Ghost claims from the City of the Dead

Floyd Mayweather Jr. said: “It’s totally false. I’m not fighting anymore.”

That, to put it bluntly, is Mayweather’s way of telling Manny Pacquiao that talks about a rematch were nothing but ghost stories, emanating from the City of the Dead.

Happy All Souls!

* * *

Mayweather did not say this. But if Pacquiao thinks he honestly deserves a rousing conclusion to his career, the Filipino boxing superhero must face up to reality. He should, for example, try and tackle what his super sly promoter Bob Arum declared about Terence Crawford, clearly now the great big thing in the boxing world.

“Crawford vs Pacquiao would be one hell of a fight,” Arum declared.

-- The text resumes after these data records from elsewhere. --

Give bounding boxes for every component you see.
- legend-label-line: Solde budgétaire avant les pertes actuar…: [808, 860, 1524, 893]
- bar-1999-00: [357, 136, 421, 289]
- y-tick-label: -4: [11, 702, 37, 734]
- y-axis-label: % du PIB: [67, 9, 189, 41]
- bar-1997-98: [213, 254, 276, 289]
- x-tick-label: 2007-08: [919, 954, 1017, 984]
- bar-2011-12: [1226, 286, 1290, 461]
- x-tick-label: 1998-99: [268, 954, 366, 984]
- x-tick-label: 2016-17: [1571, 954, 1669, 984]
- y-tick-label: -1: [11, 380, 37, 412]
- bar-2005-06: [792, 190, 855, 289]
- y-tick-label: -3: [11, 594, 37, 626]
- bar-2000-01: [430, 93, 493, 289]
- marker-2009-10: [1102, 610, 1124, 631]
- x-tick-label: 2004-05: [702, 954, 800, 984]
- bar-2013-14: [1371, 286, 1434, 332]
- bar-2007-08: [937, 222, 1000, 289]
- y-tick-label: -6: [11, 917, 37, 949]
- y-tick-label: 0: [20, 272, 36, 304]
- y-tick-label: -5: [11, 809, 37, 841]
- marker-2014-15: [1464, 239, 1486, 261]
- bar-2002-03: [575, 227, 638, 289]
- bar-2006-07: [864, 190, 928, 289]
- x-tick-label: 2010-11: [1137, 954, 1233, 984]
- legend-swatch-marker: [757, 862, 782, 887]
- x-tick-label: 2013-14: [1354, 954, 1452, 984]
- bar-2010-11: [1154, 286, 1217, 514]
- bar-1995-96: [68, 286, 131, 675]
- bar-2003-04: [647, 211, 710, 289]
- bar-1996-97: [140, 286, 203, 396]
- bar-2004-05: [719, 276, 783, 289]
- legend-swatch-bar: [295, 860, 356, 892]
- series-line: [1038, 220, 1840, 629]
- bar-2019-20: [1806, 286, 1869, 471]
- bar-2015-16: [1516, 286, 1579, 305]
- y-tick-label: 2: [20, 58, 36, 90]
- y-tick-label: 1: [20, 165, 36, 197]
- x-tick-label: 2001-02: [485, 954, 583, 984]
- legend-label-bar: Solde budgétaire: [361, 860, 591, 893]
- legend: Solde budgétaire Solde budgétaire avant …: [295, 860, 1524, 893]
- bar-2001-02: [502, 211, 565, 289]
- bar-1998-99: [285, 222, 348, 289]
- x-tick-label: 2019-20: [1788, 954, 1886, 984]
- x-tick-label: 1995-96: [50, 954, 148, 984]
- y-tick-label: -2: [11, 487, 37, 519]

Complete with all the blinding blaze, the fireworks!

Or are Pacquiao’s trembling handlers frantically shunning the real thing?

* * *

Anyway, did that claim about the Philippines being on the way to attaining first-world status honestly come from the Malacañang Palace?

Or was it a ghost rehash of one of the ludicrous propositions by the hated dictator who declared martial law, before introducing his phony New Society.

Numbers don’t lie, cried the top resident of Malacañang.

* * *

To clarify, he added: “Under the daang matuwid administration, the infrastructure budget has more than tripled. In 2010, we inherited an infrastructure of P165 milllion. This has increased to P570 billion in 2015.”

But after experiencing first-hand how it was to be swallowed by the deadly Metro traffic monster, he cried: “Last night, I passed through Edsa and really felt the traffic that our citizenry go through.”

At least, he now has an idea that all those unbearable groans of misery all over town, the crunching poverty around us, were not fiction or ghost stories.

* * *

Of course, he will have to step out of his Slogan Kingdom by the dead Pasig, walk our damned city streets, to see for himself that the daang matuwid could also inevitably lead to the dreaded dead-end.

Now, please have a taste of reality reporting, courtesy of Free Baste News: “The Health Department has not reduced the incidence of dengue cases; flooding is still a major problem; the P560 million flood interceptor project in Blumentritt Manila is far from being finished; airport congestion is still a major problem with airplanes made to hover over Naia for two hours before they are allowed to land.”

Meanwhile, the PDEA has revealed that 92.32 percent of barangays in Metro Manila are affected by illegal drugs, while Caloocan City and cities and towns under the jurisdiction of the Southern Police District have been declared 100 percent affected by the drug menace.”

And, wow, we are on the road to achieving first-world status?